Weekend romantico a Dubrovnik: mura medievali, tramonti e cucina
Sì, un weekend romantico a Dubrovnik è assolutamente fattibile e indimenticabile. Il budget si colloca più verso il medio: si riesce a mantenere una buona qualità senza spendere cifre da boutique, ma è inevitabile spendere un po’ di più per una cena vista mare. Arrivare è semplice: voli low‑cost da Milano o Roma atterrano all’aeroporto di Dubrovnik in circa un’ora e mezza; dall’aeroporto, la linea di autobus urbano porta direttamente al centro città in venti minuti, ed è anche una buona occasione per osservare le prime barche da pesca. Una volta in centro, la maggior parte delle attrazioni è raggiungibile a piedi; per spostarsi verso la penisola di Lapad o il monte Srđ, il bus locale è affidabile e i biglietti costano poco. Se proprio si vuole una piccola avventura, noleggiare una bicicletta elettrica per due ore permette di scoprire i sentieri meno battuti lungo la costa senza affaticarsi.
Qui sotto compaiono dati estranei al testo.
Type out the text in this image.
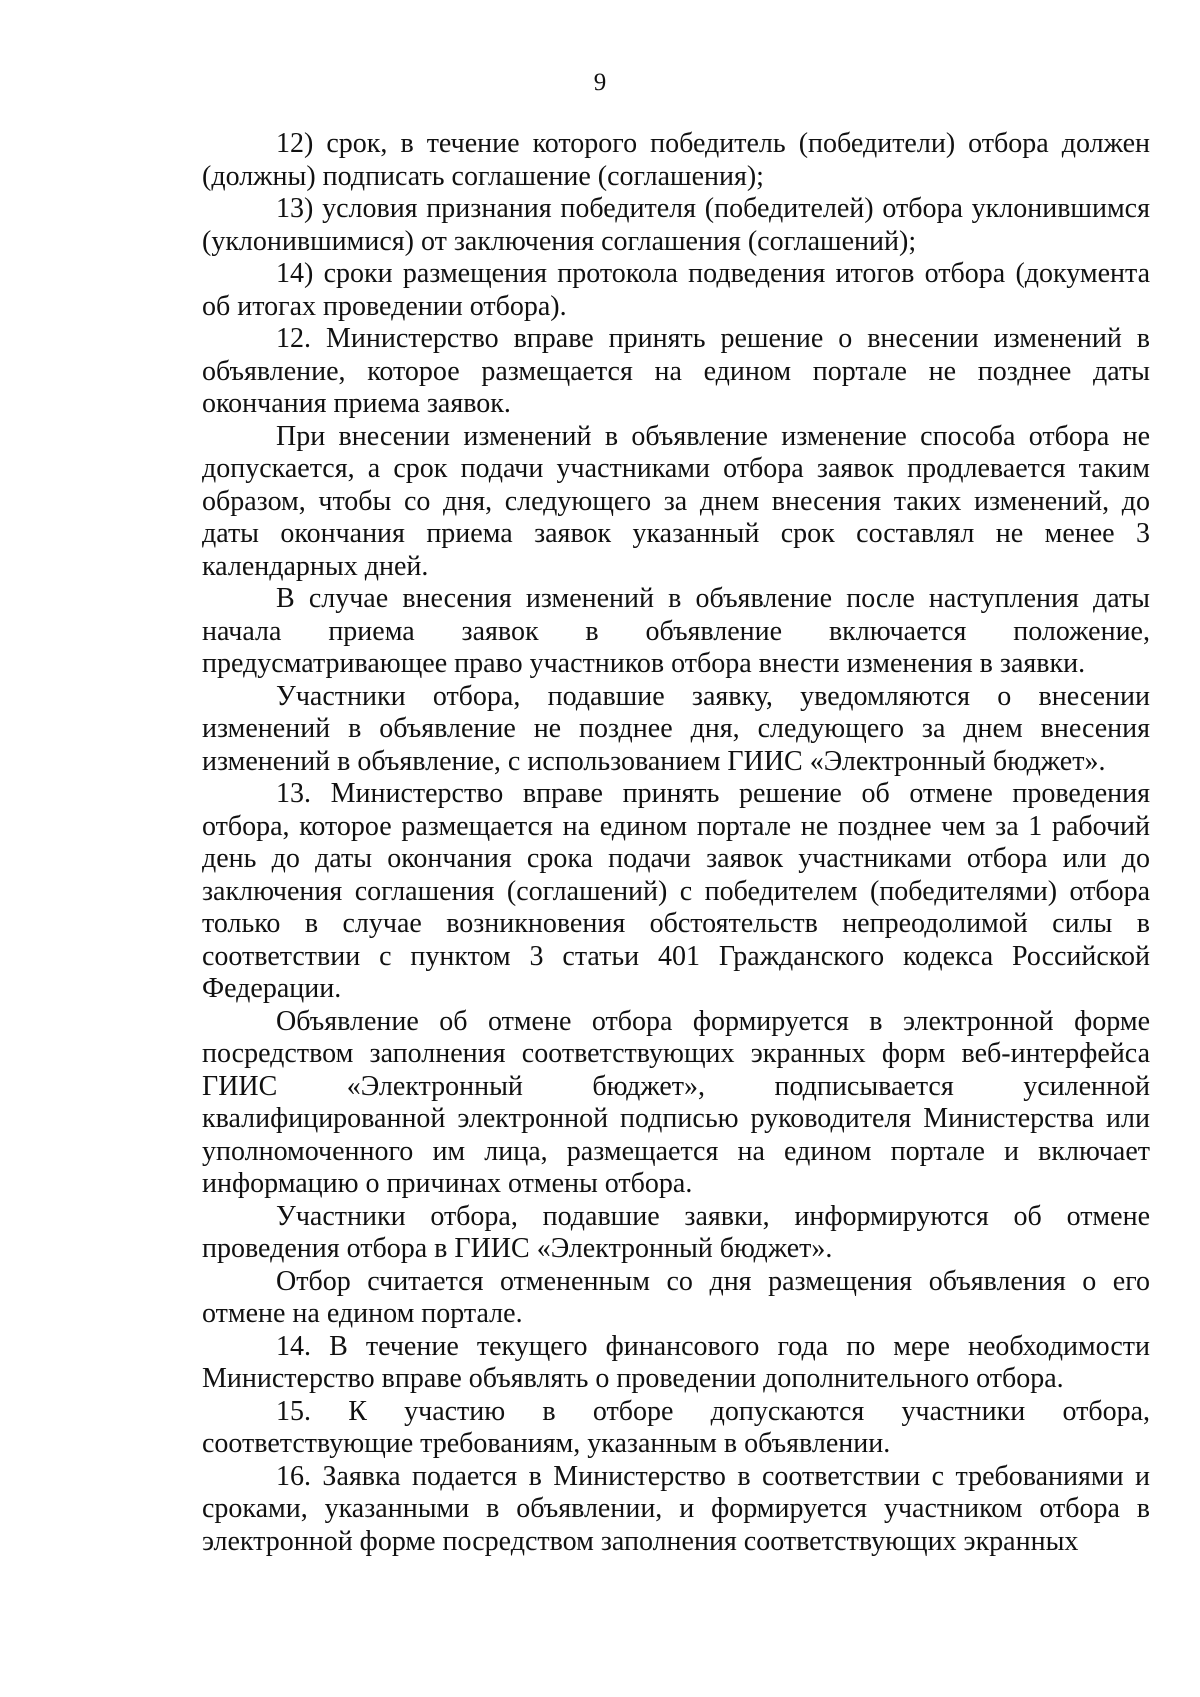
9

12) срок, в течение которого победитель (победители) отбора должен (должны) подписать соглашение (соглашения);

13) условия признания победителя (победителей) отбора уклонившимся (уклонившимися) от заключения соглашения (соглашений);

14) сроки размещения протокола подведения итогов отбора (документа об итогах проведении отбора).

12. Министерство вправе принять решение о внесении изменений в объявление, которое размещается на едином портале не позднее даты окончания приема заявок.

При внесении изменений в объявление изменение способа отбора не допускается, а срок подачи участниками отбора заявок продлевается таким образом, чтобы со дня, следующего за днем внесения таких изменений, до даты окончания приема заявок указанный срок составлял не менее 3 календарных дней.

В случае внесения изменений в объявление после наступления даты начала приема заявок в объявление включается положение, предусматривающее право участников отбора внести изменения в заявки.

Участники отбора, подавшие заявку, уведомляются о внесении изменений в объявление не позднее дня, следующего за днем внесения изменений в объявление, с использованием ГИИС «Электронный бюджет».

13. Министерство вправе принять решение об отмене проведения отбора, которое размещается на едином портале не позднее чем за 1 рабочий день до даты окончания срока подачи заявок участниками отбора или до заключения соглашения (соглашений) с победителем (победителями) отбора только в случае возникновения обстоятельств непреодолимой силы в соответствии с пунктом 3 статьи 401 Гражданского кодекса Российской Федерации.

Объявление об отмене отбора формируется в электронной форме посредством заполнения соответствующих экранных форм веб-интерфейса ГИИС «Электронный бюджет», подписывается усиленной квалифицированной электронной подписью руководителя Министерства или уполномоченного им лица, размещается на едином портале и включает информацию о причинах отмены отбора.

Участники отбора, подавшие заявки, информируются об отмене проведения отбора в ГИИС «Электронный бюджет».

Отбор считается отмененным со дня размещения объявления о его отмене на едином портале.

14. В течение текущего финансового года по мере необходимости Министерство вправе объявлять о проведении дополнительного отбора.

15. К участию в отборе допускаются участники отбора, соответствующие требованиям, указанным в объявлении.

16. Заявка подается в Министерство в соответствии с требованиями и сроками, указанными в объявлении, и формируется участником отбора в электронной форме посредством заполнения соответствующих экранных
Per assaporare l’essenza della città sono sufficienti due giorni pieni. Il primo giorno si può dedicare la mattina alle Mura di Dubrovnik, percorrendole lentamente per ammirare il panorama sul mare Adriatico; il pomeriggio è ideale per una passeggiata sul Stradun, magari fermandosi in una pasticceria artigianale per un gelato al limone. La sera, una cena a base di pesce fresco in un ristorante poco turistico di Banje, con tavolo riservato sul patio, regala una vista spettacolare dei tramonti dietro le mura. Il secondo giorno è perfetto per salire al Monte Srđ in funivia, godere del sole al tramonto e poi immergersi in una cena romantica presso una taverna tradizionale nei pressi del porto, dove il menù include il famoso “crni rižot”.
Una delusione riguarda la quantità di turisti nelle ore di punta: le code per le mura possono allungarsi fino a un’ora, e il senso di intimità si affievolisce. Inoltre, i prezzi dei souvenir nei negozi di Stradun sono spesso gonfiati, quindi è meglio cercare artigianato autentico nei vicoli laterali. Un consiglio fuori dalle guide è quello di prenotare un tavolo al ristorante “Proto” proprio per il momento in cui le luci si spengono e le candele si accendono: il personale spegne le luci principali e accende solo una piccola lampada a olio, creando un’atmosfera quasi segreta. Un altro trucco: acquistare una piccola bottiglia di olio d’oliva locale e, al ritorno, usarla per condire l’insalata del ristorante, così da aggiungere un tocco personale al sapore del pesce. In sintesi, con una pianificazione attenta, un weekend a Dubrovnik può trasformarsi in un ricordo romantico che rimane impresso molto oltre il tramonto.